Comparative regenerative properties of mesenchymal stem cells isolated from MRL (Murphy Roths Large) versus C57Bl6 mice

Introduction Adult Mammals are unable to regenerate their injuried myocardium by contrast to Zebrafish or MRL mice. While myocardial repair has been shown after cryoinjury in MRL mice, it failed after coronary ligation leading to ischemic injury. This underlies the impact of the inflammatory environment on the intrinsic regenerative potential of MRL stem cells. Mesenchymal stem cells (MSC) administered as cardiac therapy have emerged as breakthrough immunomodulative and cytoprotective treatments for myocardial infarction. Objective to compare the intrinsic regenerative properties of MSC derived from C57BL/6 (MSC-BL6) and MRL (MSC-MRL) mice in an ex vivo myocardial ischemia-reperfusion (IR) injury model and decipher the underlying mechanisms.

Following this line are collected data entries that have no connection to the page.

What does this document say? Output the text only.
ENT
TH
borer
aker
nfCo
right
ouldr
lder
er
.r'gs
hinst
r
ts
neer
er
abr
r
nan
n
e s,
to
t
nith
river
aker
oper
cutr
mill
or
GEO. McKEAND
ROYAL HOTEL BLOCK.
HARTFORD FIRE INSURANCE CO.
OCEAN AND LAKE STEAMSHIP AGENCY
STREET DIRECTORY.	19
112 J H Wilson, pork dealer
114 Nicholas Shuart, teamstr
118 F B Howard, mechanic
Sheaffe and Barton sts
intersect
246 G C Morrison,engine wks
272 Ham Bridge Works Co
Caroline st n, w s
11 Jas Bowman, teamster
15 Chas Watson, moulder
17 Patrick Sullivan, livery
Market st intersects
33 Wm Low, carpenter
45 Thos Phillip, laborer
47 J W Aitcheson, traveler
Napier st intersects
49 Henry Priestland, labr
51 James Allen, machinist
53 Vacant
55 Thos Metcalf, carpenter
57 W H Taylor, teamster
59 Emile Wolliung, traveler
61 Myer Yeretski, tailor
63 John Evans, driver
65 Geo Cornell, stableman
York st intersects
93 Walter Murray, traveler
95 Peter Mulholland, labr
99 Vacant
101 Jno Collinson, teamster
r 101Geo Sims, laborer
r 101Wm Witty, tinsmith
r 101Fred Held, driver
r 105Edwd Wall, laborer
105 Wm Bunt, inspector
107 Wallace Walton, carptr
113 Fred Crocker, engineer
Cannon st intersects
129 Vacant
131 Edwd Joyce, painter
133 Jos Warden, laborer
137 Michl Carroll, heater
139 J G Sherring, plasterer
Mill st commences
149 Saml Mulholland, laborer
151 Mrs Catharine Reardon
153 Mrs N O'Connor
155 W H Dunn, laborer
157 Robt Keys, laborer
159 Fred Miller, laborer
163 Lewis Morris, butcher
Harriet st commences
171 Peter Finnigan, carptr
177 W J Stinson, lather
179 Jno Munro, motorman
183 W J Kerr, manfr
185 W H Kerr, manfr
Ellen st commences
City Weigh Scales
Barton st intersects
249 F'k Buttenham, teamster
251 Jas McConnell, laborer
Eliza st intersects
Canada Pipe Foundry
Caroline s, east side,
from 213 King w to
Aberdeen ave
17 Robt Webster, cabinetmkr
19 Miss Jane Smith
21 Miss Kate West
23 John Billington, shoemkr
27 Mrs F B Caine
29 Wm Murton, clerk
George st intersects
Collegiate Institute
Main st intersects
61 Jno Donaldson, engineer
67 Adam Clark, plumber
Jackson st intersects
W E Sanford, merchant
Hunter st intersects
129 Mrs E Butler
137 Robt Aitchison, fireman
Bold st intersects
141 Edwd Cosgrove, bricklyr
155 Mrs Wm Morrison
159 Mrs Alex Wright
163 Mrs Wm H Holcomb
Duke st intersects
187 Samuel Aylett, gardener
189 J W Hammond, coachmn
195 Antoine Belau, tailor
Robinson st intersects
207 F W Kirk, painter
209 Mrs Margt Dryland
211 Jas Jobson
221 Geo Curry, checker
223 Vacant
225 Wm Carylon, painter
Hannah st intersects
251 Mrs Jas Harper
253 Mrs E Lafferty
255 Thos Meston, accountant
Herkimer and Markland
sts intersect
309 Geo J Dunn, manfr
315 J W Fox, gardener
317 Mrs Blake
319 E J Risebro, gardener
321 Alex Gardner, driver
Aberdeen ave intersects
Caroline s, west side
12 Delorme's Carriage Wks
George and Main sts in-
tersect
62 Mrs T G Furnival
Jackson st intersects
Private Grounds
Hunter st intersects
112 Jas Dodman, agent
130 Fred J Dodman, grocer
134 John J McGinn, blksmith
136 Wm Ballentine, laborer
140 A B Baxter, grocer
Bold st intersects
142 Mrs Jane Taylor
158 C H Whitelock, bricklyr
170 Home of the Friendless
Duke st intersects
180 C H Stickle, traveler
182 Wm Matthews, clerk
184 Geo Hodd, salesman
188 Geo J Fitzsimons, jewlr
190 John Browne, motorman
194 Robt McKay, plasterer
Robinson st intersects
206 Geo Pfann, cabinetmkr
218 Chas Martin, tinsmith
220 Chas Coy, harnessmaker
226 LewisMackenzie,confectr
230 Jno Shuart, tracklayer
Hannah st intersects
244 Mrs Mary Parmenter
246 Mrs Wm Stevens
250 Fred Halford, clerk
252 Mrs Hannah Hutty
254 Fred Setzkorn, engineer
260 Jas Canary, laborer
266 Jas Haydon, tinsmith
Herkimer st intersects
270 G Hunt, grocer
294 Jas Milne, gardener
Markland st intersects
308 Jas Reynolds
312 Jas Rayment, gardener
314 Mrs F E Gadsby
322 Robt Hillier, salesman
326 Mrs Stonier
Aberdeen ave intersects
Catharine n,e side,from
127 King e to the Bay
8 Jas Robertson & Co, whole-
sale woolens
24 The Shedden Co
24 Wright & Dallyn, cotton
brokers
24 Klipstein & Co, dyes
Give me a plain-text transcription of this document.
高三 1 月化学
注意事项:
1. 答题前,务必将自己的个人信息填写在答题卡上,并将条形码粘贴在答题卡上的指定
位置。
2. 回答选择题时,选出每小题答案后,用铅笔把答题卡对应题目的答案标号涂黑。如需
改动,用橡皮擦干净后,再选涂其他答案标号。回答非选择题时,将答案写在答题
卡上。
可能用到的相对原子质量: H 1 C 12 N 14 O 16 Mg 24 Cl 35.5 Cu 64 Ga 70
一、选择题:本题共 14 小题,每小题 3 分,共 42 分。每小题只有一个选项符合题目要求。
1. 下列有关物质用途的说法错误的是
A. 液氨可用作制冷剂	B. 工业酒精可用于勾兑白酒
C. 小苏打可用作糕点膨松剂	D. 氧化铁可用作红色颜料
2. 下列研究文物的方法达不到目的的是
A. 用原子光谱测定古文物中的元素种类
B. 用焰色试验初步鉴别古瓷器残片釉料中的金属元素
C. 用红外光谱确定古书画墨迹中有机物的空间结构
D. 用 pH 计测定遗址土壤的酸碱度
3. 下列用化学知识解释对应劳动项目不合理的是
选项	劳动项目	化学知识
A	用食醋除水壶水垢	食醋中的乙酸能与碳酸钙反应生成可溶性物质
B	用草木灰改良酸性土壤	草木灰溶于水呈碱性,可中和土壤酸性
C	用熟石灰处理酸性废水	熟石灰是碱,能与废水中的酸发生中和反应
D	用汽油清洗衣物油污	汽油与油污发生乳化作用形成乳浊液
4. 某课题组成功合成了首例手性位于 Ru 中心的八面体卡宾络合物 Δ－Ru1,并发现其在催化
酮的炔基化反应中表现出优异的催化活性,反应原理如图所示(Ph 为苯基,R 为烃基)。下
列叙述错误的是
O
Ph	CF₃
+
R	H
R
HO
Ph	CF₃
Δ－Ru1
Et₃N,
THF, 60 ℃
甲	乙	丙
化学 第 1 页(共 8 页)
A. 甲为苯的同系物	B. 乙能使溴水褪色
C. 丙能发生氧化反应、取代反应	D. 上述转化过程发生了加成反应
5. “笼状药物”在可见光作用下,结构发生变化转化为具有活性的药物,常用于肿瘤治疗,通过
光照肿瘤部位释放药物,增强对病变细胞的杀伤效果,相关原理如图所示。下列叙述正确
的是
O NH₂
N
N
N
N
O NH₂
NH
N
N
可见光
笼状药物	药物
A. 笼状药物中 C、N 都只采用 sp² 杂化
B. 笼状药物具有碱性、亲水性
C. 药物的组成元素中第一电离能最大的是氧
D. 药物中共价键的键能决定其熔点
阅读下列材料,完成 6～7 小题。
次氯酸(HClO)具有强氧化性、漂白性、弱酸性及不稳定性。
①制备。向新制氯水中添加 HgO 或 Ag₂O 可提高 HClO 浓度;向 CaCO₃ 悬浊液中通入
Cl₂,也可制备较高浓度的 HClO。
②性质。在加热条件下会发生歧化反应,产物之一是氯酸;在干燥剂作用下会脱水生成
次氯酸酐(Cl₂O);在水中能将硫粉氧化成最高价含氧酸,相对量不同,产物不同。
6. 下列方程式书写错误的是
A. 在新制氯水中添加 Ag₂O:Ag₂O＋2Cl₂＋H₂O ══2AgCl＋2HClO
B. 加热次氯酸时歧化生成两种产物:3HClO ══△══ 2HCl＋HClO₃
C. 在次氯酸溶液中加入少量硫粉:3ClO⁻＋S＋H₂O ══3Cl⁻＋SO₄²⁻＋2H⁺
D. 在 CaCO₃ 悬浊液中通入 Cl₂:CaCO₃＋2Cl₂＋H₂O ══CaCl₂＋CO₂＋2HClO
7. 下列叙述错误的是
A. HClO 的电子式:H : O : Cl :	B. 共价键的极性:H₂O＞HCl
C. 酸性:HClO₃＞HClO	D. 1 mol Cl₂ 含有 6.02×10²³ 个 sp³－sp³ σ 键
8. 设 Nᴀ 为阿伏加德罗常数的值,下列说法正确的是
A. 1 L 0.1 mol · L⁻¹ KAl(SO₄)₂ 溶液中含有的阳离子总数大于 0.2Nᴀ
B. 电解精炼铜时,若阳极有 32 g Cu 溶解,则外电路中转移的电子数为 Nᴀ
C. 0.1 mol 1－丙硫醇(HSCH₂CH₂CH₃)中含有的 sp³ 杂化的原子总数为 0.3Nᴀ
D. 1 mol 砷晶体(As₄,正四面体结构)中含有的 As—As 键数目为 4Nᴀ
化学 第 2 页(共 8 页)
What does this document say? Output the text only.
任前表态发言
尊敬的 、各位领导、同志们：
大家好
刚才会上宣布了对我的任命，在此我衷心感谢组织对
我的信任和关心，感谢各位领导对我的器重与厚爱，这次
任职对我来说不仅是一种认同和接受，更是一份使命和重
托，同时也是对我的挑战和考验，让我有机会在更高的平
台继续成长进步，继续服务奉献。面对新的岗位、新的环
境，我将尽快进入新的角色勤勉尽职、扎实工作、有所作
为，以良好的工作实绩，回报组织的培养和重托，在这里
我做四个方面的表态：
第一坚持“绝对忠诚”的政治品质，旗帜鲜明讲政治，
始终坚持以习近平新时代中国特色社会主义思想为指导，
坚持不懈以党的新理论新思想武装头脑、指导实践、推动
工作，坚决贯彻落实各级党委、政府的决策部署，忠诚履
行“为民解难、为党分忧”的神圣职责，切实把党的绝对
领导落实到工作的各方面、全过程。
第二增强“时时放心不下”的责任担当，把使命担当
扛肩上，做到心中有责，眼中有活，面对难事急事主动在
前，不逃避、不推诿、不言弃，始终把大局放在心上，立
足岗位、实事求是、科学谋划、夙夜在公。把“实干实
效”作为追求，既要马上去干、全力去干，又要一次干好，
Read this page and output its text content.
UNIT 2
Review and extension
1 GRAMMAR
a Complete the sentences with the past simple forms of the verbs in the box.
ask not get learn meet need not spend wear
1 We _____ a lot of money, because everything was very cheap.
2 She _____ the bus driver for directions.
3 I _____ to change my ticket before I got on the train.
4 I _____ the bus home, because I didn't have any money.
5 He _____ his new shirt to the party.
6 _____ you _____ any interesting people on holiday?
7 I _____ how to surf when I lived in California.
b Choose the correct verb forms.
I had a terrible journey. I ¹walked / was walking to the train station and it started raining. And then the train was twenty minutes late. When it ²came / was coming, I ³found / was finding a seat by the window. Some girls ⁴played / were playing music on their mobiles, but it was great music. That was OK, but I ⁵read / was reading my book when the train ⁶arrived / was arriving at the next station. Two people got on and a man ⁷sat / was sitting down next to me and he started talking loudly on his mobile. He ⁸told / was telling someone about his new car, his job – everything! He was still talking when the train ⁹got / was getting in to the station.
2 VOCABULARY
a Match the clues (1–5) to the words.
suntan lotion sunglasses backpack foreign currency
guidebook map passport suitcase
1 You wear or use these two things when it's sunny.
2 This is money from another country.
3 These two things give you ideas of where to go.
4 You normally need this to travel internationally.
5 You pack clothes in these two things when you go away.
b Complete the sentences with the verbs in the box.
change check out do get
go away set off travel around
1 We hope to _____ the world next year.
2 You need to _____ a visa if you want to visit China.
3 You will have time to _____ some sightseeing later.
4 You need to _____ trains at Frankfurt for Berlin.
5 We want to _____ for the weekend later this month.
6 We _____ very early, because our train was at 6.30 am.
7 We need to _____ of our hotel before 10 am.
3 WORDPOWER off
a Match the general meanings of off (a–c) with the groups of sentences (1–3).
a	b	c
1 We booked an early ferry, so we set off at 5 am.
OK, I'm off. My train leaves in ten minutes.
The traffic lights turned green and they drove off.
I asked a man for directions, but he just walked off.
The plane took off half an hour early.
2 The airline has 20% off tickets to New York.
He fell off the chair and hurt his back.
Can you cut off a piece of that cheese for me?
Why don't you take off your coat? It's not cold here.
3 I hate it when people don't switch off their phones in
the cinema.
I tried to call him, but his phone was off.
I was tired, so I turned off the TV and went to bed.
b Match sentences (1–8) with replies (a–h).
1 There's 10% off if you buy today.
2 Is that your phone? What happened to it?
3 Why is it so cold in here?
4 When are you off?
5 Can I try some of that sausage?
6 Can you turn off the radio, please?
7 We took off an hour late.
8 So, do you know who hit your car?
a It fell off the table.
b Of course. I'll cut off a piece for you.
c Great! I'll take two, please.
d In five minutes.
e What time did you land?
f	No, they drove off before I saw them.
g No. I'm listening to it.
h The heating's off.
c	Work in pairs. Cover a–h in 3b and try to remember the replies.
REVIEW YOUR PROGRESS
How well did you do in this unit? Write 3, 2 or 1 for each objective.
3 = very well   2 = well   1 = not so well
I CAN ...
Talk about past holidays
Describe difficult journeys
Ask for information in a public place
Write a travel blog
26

Methods FACS analysis allowed characteristic phenotyping of MSC isolated from C57BL/6 (MSC-B6) or MRL (MSC-MRL) murine bone marrow. Their differentiation potential into chondrocytes, osteoblasts and adipocytes upon inductive conditions was studied. Their migration capacities were evaluated using the in vitro scratch wound healing assay. Infarct size was measured in mouse hearts subjected to ex vivo 30 min-ischemia and 1 hour-reperfusion and treated by MSCs. Results In vitro, MSC-MRL showed a significantly higher migration potential than MSC-B6 in accordance with reduced expression levels of E-cadherin and cadherin 11 adhesion molecules. Using MRL-MSC conditioned medium, we demonstrated an increased migration capacity of MSC-B6 suggesting that the MRL-MSC release a soluble factor responsible for their potent homing potential to the wound site. Injected during reperfusion, MSC-MRL were able to protect the injured myocardium more efficiently than MSC-B6 in the ex vivo IR model (MSC-MRL: 47.18 ± 0.66%, n = 3 vs MSC-B6: 56.36 ± 3.17%, n = 3). Conclusion MSC-MRL have superior cardioprotective effects for the treatment of IR injury compared to MSC-B6 probably due to higher migration capacities and specific regenerative secretome.